SWBAT use analytic geometry to prove the triangle midsegment theorem.

Big Idea

As they say in real estate..."Location, Location, Location." In this lesson, students experience the impact of positioning when writing coordinate proofs.

Understanding the Theorem

10 minutes

In this section of the lesson, my goal is for students to understand what the Triangle Midsegment Theorem says and to understand what we will need to do in order to prove it (MP1). 

To achieve this goal, I guide students through the first page of Part 1_Proving Triangle Midsegment Theorem. We start with the generalized statement of the theorem. Then I introduce a diagram of a triangle. Next I ask students to restate the theorem in the context of the triangle in the diagram. I provide a sentence frame for this restatement and students must fill in the blanks to complete it. I give the students 1 or 2 minutes to fill in the blanks on their own before consulting with a partner. After that, I reveal the correct re-statement while carefully explaining each part of the statement and how it follows from the original statement of the theorem. 

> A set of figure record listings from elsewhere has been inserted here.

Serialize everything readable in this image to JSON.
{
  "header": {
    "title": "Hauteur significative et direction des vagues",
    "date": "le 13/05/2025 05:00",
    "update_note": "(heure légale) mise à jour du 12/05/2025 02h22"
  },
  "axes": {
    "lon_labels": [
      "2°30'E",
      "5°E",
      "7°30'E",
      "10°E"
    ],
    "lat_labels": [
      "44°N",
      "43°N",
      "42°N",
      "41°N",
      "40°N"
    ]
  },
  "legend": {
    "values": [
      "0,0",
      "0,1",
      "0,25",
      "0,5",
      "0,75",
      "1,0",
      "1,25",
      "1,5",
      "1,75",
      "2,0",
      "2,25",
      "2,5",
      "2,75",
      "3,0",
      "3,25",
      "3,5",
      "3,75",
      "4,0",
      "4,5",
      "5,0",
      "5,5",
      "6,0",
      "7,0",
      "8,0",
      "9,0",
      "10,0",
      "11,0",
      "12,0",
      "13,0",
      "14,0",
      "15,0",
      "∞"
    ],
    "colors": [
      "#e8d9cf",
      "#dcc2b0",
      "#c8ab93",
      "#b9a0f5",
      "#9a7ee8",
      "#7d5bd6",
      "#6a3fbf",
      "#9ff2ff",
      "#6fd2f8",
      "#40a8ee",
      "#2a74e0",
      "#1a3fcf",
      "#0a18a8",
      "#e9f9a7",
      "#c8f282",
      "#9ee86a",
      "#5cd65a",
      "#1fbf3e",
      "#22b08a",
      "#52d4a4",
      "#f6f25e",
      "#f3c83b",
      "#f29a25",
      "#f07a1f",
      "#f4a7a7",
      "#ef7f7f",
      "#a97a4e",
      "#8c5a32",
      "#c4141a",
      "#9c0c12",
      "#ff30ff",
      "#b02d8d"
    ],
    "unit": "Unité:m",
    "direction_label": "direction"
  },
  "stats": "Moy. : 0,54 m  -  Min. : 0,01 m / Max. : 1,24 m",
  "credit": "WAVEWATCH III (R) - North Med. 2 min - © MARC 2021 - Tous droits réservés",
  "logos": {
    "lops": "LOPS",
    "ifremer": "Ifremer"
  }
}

Next students translate the restated theorem into precise mathematical notation (MP6). In order to do this, they will need to introduce the midpoints of the sides of the triangle and name them. I give students time to figure this out as this has been one of my overarching goals for the course: getting students to realize that we introduce and name figures in diagrams so that we can introduce them into language using mathematical notation.

 

When students have had time to write their statements, I have them compare with a neighbor to do some initial quality control. Then I show the correct statement under the document camera.

So at this point, students have basically understood what the theorem says and what they will need to prove for this particular triangle. Now they are ready to start proving.

 

Part 1: School of Hard Knocks

25 minutes

This section is called 'School of Hard Knocks' because, in it, students will have to pay their dues by grappling with some messy abstract coordinates. This is all because of my intentionally horrible choice of position/orientation for the triangle on the coordinate plane. SEE THE REFLECTION IN THIS SECTION FOR MY THINKING ON DESIGNING THE LESSON THIS WAY.

On page 2 of Part 1_Proving Triangle Midsegment Theorem Students have three tasks:

1. Use the midpoint formula to find the coordinates of the midpoints.

2.  Use the slope formula to show that the midsegment and third side are parallel.

3. Use the distance formula to show that the length of the midsegment is half that of the third side.

 

Recognizing that students can easily get stuck or off track  I structure this portion of the lesson pretty tightly so that students get immediate feedback after they've taken a risk to attempt a problem.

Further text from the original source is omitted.